El trabajo conjunto de todos estos especialistas brinda un diagnóstico y tratamiento más eficaz y permite desarrollar un plan de atención individualizado para cada paciente. 

Los factores de riesgo en la enfermedad vascular

Cualquier persona puede sufrir una enfermedad vascular, pero la dieta, la genética y la edad juegan un papel decisivo. Esta enfermedad es el resultado de la degeneración de arterias y venas como resultado del proceso normal de envejecimiento, y puede empeorar por ciertos factores que dañan los vasos sanguíneos como el tabaquismo, la hipertensión, el estilo de vida sedentario, la diabetes, los niveles elevados de colesterol y grasas en la sangre y una predisposición hereditaria. 

Conocer si tenemos algunos de estos factores de riesgo es la clave para prevenir o controlarla mejor. 

La prevención es posible en la enfermedad vascular

La enfermedad vascular puede aparecer en cualquier momento, a menudo sin apenas avisar, y en ocasiones los síntomas no aparecen hasta que el riesgo es elevado.

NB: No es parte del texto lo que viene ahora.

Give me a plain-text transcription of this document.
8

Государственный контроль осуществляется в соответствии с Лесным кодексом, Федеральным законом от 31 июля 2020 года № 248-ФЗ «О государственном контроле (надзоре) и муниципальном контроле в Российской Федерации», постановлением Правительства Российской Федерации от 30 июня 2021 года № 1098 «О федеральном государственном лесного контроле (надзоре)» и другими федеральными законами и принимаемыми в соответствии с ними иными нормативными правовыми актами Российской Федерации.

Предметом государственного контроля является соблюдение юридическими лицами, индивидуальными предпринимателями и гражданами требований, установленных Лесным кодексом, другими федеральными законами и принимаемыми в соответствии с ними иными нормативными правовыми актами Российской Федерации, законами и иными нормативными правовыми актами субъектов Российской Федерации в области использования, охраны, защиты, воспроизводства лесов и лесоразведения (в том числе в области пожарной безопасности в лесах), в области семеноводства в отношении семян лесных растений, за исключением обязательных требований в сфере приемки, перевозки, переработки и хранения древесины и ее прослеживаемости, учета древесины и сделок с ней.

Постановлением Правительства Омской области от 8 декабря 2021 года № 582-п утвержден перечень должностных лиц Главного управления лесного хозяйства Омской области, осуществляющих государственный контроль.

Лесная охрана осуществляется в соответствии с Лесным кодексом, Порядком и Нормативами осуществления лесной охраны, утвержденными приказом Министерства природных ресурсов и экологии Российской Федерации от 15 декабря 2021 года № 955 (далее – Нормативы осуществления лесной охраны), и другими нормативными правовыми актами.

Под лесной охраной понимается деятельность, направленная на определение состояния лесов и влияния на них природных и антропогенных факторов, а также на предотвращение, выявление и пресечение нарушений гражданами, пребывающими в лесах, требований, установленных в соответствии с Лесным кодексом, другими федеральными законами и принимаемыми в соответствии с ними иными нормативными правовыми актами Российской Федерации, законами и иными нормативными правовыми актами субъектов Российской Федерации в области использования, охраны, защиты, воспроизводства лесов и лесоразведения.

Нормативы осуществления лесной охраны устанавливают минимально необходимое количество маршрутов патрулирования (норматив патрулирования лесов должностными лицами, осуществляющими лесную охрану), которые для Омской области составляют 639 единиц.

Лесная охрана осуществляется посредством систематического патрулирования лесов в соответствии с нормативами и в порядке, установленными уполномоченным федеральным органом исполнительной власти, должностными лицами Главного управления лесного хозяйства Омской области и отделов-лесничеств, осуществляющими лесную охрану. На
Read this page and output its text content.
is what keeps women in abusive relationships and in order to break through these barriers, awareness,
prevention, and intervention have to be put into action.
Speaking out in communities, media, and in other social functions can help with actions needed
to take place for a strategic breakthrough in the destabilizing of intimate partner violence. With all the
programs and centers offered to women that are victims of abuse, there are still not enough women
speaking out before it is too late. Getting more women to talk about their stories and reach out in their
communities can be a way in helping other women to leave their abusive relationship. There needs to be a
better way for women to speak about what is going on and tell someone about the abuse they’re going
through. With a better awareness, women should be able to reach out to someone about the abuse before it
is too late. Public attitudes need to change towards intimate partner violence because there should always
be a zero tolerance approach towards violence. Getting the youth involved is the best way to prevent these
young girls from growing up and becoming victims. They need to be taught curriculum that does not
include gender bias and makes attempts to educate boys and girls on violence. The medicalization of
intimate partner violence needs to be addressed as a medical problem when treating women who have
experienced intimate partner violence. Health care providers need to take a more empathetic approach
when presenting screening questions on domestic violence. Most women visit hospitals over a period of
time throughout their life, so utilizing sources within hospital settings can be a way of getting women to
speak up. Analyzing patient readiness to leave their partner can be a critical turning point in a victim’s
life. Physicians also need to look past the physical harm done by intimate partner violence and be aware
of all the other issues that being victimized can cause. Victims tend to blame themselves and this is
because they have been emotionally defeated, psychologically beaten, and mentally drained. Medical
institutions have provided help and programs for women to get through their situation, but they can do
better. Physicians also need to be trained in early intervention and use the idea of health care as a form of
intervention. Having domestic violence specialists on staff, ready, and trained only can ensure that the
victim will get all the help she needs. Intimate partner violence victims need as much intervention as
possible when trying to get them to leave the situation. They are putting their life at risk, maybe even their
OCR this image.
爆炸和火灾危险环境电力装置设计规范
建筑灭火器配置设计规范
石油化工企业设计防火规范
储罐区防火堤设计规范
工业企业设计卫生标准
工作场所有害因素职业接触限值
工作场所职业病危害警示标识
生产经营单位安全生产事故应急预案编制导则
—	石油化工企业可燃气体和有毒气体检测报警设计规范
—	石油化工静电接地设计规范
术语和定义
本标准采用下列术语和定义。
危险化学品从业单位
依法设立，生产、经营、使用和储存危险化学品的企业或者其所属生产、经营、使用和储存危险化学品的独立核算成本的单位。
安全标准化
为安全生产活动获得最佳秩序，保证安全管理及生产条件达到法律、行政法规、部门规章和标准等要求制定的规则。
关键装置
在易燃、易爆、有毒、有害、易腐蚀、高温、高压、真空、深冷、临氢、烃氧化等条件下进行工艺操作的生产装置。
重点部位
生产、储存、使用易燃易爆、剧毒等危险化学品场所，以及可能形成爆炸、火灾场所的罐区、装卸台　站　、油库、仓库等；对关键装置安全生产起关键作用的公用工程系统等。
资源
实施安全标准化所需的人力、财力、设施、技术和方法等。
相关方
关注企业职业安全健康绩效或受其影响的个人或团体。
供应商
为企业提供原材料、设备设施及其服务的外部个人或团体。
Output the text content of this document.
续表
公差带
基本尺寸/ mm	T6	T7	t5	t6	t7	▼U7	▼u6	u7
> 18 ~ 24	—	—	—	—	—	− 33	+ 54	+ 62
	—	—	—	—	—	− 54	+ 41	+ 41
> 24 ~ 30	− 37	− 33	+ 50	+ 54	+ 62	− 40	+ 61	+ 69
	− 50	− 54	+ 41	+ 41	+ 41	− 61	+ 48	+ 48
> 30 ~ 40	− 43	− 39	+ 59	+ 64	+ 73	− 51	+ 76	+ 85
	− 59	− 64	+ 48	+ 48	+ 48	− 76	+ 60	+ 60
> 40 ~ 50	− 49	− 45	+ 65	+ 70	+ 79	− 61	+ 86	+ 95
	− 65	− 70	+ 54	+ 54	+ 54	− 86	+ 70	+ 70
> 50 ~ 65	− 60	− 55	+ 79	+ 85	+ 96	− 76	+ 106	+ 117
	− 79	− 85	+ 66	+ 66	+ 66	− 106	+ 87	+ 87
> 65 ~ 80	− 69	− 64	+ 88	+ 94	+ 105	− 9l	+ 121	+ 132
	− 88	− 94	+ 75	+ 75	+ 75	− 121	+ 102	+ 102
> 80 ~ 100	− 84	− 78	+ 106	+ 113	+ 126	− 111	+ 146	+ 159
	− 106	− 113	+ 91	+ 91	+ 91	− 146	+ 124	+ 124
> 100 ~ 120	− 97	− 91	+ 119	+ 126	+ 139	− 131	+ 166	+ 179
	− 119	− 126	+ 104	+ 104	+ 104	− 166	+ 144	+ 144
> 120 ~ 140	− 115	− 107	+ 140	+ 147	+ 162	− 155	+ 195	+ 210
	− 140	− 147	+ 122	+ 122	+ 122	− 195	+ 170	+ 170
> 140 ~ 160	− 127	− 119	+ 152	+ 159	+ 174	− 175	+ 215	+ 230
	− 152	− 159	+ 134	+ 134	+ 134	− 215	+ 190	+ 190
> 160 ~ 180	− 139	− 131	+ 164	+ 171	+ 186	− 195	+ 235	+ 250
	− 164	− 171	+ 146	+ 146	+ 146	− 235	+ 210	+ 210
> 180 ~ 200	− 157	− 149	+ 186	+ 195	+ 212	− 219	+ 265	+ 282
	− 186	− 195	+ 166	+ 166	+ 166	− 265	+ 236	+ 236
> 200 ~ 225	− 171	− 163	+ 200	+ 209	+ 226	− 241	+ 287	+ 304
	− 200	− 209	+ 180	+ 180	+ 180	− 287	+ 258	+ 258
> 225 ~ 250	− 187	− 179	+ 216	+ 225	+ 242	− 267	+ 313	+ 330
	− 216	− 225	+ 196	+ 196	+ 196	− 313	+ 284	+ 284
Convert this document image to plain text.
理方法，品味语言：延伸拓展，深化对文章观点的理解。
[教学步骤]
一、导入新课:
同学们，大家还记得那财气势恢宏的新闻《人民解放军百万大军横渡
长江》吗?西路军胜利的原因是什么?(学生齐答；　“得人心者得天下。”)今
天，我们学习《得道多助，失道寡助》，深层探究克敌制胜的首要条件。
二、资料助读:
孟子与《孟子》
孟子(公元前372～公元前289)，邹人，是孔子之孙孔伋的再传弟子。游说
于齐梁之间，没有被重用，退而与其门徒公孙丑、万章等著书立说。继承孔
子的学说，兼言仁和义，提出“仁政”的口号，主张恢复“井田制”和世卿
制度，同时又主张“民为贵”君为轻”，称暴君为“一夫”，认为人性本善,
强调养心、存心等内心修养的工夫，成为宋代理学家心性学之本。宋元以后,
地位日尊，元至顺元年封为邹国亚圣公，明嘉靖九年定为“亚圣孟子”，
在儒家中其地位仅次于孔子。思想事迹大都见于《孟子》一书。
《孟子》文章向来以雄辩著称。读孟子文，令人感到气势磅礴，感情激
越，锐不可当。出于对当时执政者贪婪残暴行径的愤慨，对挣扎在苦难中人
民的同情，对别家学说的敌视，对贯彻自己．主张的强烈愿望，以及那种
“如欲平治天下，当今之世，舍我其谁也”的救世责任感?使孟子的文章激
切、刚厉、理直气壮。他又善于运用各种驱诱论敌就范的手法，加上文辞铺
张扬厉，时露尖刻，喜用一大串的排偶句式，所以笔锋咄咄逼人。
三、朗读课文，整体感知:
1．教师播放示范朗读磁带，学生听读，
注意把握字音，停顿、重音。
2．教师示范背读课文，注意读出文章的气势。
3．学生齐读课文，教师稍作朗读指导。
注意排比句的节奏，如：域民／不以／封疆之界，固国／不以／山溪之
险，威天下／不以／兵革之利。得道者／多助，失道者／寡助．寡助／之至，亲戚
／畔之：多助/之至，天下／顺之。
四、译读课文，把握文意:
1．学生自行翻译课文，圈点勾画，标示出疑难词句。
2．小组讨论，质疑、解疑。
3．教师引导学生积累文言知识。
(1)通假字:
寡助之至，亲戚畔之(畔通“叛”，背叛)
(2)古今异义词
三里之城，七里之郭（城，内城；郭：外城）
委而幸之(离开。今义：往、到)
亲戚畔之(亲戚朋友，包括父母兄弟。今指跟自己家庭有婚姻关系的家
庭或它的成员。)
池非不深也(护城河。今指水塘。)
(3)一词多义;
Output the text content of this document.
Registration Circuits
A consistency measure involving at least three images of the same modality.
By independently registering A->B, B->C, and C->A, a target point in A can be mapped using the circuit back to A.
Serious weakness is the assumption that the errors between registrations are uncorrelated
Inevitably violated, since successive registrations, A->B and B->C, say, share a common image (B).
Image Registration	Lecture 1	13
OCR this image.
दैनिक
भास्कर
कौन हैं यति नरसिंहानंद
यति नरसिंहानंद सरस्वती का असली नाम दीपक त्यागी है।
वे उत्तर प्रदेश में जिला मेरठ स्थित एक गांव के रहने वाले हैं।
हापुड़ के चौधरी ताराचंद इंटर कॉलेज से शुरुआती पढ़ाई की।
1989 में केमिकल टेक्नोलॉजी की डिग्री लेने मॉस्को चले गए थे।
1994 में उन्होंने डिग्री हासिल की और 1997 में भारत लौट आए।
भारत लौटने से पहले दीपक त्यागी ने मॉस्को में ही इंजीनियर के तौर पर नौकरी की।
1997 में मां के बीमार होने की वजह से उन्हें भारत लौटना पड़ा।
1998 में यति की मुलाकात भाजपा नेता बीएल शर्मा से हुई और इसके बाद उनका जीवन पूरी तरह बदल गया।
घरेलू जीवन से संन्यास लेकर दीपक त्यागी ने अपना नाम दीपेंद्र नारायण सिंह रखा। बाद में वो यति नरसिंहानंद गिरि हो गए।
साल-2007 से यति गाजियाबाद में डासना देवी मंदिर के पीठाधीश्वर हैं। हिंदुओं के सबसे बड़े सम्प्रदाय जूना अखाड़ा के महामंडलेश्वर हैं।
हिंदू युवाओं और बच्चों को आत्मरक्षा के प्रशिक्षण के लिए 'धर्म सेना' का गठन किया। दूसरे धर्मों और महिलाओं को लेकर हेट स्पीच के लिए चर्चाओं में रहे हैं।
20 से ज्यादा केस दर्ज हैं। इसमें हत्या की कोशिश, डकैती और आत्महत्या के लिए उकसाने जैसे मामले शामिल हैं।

Aunque no podemos controlar los riesgos asociados con la edad o la genética, sí se puede reducir el peligro con acciones como dejar de fumar, una de las principales causas de enfermedades cardíacas, cáncer y la principal causa de enfermedad arterial periférica; evitar el sobrepeso y la obesidad; realizar ejercicio físico de forma regular; mantener una alimentación saludable; controlar la presión arterial y vigilar el nivel de azúcar en sangre si hay diabetes.

Pese a todo, y como reconoce la Doctora Cristina Sánchez Mingo, especialista del Servicio de Medicina Interna del hospital valdemoreño, “los datos de incidencia del riesgo vascular indican que no estamos realizando la estrategia de prevención adecuada y tampoco somos capaces de transmitir la importancia de prevenir, controlar y tratar los factores de riesgo”. Esto es clave, ya que un evento vascular grave es, en un alto porcentaje de los casos, prevenible. 

Para la experta, información y concienciación son claves para mejorar el tratamiento. En este sentido, la puesta en marcha de Unidades específicas de Riesgo Vascular mejora el control de los factores de riesgo y facilita la implantación de protocolos y vías de tratamiento y seguimiento.